We can see from the figure above that passengers with more siblings on the boat have a higher death rate. We can also see that passengers that paid a higher fare had a higher survival rate.

Are there different survival rates in different categories?

Speaking of survival rates, how did they differ across our categorical variables? We can get a sense of this by creating faceted stacked barplots for each variable. 

# set up the figure size
%matplotlib inline
plt.rcParams['figure.figsize'] = (20, 10)

# make subplots
fig, axes = plt.subplots(nrows = 2, ncols = 2)

# make the data read to feed into the visulizer
Sex_survived = data.replace({'Survived': {1: 'Survived', 0: 'Not-survived'}})[data['Survived']==1]['Sex'].value_counts()
Sex_not_survived = data.replace({'Survived': {1: 'Survived', 0: 'Not-survived'}})[data['Survived']==0]['Sex'].value_counts()
Sex_not_survived = Sex_not_survived.reindex(index = Sex_survived.index)
# make the bar plot
p1 = axes[0, 0].bar(Sex_survived.index, Sex_survived.values)
p2 = axes[0, 0].bar(Sex_not_survived.index, Sex_not_survived.values, bottom=Sex_survived.values)
axes[0, 0].set_title('Sex', fontsize=25)
axes[0, 0].set_ylabel('Counts', fontsize=20)
axes[0, 0].tick_params(axis='both', labelsize=15)
axes[0, 0].legend((p1[0], p2[0]), ('Survived', 'Not-survived'), fontsize = 15)

# make the data read to feed into the visulizer
Pclass_survived = data.replace({'Survived': {1: 'Survived', 0: 'Not-survived'}}).replace({'Pclass': {1: '1st', 2: '2nd', 3: '3rd'}})[data['Survived']==1]['Pclass'].value_counts()
Pclass_not_survived = data.replace({'Survived': {1: 'Survived', 0: 'Not-survived'}}).replace({'Pclass': {1: '1st', 2: '2nd', 3: '3rd'}})[data['Survived']==0]['Pclass'].value_counts()
Pclass_not_survived = Pclass_not_survived.reindex(index = Pclass_survived.index)
# make the bar plot
p3 = axes[0, 1].bar(Pclass_survived.index, Pclass_survived.values)
p4 = axes[0, 1].bar(Pclass_not_survived.index, Pclass_not_survived.values, bottom=Pclass_survived.values)
axes[0, 1].set_title('Pclass', fontsize=25)
axes[0, 1].set_ylabel('Counts', fontsize=20)
axes[0, 1].tick_params(axis='both', labelsize=15)
axes[0, 1].legend((p3[0], p4[0]), ('Survived', 'Not-survived'), fontsize = 15)

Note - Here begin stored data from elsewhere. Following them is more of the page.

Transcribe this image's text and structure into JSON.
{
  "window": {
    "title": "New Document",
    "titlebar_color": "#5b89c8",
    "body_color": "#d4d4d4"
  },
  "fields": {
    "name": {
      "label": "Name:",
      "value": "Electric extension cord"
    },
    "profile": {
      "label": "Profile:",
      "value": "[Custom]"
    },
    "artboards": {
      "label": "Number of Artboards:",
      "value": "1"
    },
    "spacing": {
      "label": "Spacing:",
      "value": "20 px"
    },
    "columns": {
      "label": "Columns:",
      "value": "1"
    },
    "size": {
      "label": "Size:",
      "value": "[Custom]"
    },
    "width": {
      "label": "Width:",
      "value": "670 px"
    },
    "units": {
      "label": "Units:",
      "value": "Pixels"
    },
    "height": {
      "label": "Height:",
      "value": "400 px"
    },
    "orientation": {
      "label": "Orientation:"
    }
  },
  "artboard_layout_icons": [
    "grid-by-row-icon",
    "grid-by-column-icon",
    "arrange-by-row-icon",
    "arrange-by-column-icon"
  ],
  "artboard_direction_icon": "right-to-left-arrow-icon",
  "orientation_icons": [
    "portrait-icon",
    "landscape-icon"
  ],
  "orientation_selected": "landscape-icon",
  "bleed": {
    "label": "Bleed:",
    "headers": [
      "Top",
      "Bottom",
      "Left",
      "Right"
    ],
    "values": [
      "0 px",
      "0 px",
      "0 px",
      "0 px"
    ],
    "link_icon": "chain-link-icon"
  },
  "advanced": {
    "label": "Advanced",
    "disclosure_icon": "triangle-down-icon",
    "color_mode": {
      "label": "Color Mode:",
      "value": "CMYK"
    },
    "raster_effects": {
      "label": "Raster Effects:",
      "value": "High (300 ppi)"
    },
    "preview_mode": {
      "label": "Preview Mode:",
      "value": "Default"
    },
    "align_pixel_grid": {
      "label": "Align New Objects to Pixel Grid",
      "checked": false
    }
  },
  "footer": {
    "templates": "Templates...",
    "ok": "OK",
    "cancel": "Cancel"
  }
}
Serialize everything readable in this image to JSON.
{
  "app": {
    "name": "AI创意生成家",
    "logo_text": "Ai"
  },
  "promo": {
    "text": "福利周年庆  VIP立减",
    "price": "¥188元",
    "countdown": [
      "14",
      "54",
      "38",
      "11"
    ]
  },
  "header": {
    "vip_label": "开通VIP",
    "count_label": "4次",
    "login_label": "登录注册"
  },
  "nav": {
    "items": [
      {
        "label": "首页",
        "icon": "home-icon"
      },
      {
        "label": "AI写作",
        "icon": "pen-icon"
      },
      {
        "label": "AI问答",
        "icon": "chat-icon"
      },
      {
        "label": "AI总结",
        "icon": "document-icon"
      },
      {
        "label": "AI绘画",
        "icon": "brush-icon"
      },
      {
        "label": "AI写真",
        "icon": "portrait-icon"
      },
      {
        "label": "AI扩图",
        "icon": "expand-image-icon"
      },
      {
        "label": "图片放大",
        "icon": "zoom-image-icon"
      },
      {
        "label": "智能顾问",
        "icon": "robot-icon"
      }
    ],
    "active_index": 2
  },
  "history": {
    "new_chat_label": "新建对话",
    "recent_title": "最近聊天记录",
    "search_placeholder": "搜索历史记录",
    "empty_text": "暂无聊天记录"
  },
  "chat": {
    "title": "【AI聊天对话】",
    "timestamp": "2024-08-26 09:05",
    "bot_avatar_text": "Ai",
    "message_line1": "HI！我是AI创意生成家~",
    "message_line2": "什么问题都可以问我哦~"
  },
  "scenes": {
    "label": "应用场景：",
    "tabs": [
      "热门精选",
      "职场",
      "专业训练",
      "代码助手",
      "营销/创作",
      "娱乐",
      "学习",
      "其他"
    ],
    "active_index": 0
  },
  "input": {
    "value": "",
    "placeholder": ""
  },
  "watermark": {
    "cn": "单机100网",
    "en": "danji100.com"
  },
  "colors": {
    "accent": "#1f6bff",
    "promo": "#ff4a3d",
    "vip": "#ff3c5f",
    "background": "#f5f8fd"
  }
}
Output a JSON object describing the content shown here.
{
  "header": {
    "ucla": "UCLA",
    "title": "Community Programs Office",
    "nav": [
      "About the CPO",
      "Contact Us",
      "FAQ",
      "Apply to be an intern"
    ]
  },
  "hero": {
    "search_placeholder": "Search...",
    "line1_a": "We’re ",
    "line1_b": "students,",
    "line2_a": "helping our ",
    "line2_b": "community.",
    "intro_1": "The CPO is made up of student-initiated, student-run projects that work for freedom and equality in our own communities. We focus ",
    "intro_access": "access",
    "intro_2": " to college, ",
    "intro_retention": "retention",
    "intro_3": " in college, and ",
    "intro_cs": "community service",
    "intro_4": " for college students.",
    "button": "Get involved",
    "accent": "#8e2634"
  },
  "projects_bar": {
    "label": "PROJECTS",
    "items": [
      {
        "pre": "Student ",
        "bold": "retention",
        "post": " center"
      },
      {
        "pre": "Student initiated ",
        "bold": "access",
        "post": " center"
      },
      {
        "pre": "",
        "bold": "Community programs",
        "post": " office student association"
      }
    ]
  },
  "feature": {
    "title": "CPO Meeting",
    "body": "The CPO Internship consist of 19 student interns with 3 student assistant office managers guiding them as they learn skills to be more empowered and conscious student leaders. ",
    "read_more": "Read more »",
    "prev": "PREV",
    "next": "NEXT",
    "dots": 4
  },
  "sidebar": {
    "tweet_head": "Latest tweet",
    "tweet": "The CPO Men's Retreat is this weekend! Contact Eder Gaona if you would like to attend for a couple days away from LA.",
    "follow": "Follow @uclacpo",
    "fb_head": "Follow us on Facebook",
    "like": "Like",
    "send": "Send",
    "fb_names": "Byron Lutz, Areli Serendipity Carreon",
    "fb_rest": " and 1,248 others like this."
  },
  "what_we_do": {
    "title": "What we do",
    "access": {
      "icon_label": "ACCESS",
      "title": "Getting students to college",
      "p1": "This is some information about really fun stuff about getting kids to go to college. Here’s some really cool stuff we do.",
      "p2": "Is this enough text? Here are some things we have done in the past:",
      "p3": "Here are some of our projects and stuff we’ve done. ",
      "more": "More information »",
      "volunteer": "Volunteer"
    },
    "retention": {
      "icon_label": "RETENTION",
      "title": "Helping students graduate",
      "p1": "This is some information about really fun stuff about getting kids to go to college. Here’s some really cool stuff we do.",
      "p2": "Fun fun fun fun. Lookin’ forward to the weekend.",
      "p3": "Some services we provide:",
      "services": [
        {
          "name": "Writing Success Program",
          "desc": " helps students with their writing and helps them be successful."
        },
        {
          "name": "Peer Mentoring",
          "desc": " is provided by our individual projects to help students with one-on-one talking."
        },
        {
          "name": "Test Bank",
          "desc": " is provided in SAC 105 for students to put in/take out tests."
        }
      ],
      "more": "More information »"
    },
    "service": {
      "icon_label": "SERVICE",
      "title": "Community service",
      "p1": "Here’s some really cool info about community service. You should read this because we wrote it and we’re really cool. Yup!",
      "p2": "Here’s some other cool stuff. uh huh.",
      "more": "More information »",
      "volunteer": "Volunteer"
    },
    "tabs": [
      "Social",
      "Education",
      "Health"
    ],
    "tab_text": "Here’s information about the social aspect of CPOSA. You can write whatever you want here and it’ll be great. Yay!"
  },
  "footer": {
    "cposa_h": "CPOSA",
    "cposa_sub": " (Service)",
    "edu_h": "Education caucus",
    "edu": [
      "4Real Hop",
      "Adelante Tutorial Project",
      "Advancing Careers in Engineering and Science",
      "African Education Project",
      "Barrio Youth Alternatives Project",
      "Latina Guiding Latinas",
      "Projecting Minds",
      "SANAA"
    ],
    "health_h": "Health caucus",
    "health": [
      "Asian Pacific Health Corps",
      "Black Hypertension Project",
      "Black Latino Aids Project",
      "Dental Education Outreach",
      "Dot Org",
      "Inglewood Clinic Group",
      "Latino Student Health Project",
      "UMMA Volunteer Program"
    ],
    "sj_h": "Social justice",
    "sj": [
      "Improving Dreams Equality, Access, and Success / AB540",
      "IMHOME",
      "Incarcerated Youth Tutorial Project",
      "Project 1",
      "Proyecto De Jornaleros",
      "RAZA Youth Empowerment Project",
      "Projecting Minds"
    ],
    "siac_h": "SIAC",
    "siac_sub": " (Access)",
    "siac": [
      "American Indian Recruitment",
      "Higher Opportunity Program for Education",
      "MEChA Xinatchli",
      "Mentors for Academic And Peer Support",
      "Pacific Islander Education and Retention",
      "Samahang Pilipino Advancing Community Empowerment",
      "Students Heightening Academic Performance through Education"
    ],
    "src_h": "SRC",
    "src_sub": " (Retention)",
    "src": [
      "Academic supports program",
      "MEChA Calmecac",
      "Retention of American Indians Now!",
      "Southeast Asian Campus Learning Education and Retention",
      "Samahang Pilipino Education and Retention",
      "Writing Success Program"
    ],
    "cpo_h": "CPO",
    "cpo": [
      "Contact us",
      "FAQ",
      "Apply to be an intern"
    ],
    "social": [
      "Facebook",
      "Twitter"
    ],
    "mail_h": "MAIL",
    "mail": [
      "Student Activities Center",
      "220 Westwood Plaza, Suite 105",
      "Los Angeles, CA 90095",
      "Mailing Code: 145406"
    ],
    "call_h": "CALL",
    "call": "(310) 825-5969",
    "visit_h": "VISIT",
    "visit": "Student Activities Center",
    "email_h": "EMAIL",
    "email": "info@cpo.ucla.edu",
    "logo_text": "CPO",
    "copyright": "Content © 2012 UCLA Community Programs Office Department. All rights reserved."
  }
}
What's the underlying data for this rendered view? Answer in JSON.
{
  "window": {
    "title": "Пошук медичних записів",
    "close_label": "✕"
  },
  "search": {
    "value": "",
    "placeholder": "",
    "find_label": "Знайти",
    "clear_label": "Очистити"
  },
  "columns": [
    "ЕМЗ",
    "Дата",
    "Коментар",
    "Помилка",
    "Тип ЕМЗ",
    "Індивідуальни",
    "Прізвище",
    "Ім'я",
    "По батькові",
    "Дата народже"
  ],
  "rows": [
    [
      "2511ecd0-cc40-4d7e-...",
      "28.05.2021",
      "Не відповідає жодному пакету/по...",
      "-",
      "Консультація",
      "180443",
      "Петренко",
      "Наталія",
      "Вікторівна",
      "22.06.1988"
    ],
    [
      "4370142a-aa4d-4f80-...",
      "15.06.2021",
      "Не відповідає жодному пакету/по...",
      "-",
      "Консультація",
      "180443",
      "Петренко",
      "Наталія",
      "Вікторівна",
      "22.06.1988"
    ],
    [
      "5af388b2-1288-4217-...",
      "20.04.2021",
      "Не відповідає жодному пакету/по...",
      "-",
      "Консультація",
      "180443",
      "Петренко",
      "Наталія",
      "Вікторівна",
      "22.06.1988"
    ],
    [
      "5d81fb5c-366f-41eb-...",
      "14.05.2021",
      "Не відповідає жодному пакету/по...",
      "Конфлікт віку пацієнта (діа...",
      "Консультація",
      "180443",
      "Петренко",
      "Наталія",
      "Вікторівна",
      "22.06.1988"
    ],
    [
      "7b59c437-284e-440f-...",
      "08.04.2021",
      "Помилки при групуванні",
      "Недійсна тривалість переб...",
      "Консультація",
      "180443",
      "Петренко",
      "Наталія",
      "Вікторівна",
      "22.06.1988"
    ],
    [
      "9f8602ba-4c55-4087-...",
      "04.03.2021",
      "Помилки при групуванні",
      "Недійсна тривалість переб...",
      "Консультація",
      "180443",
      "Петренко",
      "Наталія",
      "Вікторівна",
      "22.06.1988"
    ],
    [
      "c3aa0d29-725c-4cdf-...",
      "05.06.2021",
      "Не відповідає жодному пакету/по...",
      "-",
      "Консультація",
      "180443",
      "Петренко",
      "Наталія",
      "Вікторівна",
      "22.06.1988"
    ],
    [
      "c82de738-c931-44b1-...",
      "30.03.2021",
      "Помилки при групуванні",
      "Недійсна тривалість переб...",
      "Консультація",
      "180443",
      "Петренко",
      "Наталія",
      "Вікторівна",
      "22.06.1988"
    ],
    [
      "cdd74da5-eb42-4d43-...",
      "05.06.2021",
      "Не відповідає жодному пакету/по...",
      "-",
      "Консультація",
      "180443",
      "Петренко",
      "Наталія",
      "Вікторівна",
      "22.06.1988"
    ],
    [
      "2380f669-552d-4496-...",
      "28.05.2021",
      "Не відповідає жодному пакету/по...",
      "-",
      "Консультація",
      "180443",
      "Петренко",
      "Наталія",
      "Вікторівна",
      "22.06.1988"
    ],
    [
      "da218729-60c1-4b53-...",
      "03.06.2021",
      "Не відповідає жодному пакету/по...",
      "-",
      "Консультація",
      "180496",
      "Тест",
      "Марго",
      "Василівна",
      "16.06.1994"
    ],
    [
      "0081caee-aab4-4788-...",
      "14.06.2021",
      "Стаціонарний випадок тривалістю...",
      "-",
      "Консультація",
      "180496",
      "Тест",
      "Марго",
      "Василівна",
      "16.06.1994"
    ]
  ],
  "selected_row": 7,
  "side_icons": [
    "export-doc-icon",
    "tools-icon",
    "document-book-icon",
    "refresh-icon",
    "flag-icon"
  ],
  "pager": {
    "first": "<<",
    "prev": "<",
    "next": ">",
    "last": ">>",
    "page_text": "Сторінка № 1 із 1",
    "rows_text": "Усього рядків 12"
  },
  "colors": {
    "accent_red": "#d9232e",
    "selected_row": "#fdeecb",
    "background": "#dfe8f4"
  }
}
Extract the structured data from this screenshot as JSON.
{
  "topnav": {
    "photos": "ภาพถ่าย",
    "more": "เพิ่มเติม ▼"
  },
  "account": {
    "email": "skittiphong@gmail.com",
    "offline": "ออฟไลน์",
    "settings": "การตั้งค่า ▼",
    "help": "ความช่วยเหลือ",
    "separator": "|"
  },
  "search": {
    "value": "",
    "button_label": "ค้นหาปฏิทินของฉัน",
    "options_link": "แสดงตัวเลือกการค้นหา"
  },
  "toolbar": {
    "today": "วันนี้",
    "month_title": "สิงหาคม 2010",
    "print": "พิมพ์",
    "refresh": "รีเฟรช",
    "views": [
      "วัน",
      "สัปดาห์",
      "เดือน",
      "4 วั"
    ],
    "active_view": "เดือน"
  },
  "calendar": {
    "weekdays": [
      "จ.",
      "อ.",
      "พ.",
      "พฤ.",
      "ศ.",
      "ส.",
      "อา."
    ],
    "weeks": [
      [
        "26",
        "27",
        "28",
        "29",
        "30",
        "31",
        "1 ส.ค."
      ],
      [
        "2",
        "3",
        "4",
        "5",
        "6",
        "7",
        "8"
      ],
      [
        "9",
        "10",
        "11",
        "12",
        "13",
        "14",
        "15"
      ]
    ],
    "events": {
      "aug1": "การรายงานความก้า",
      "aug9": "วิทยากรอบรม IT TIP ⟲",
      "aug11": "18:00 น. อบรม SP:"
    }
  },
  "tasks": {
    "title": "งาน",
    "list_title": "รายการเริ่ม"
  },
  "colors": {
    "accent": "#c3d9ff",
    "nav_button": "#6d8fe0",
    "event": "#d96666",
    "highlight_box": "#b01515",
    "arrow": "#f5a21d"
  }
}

# make the data read to feed into the visulizer
Embarked_survived = data.replace({'Survived': {1: 'Survived', 0: 'Not-survived'}})[data['Survived']==1]['Embarked'].value_counts()
Embarked_not_survived = data.replace({'Survived': {1: 'Survived', 0: 'Not-survived'}})[data['Survived']==0]['Embarked'].value_counts()
Embarked_not_survived = Embarked_not_survived.reindex(index = Embarked_survived.index)
# make the bar plot
p5 = axes[1, 0].bar(Embarked_survived.index, Embarked_survived.values)
p6 = axes[1, 0].bar(Embarked_not_survived.index, Embarked_not_survived.values, bottom=Embarked_survived.values)
axes[1, 0].set_title('Embarked', fontsize=25)
axes[1, 0].set_ylabel('Counts', fontsize=20)
axes[1, 0].tick_params(axis='both', labelsize=15)
axes[1, 0].legend((p5[0], p6[0]), ('Survived', 'Not-survived'), fontsize = 15)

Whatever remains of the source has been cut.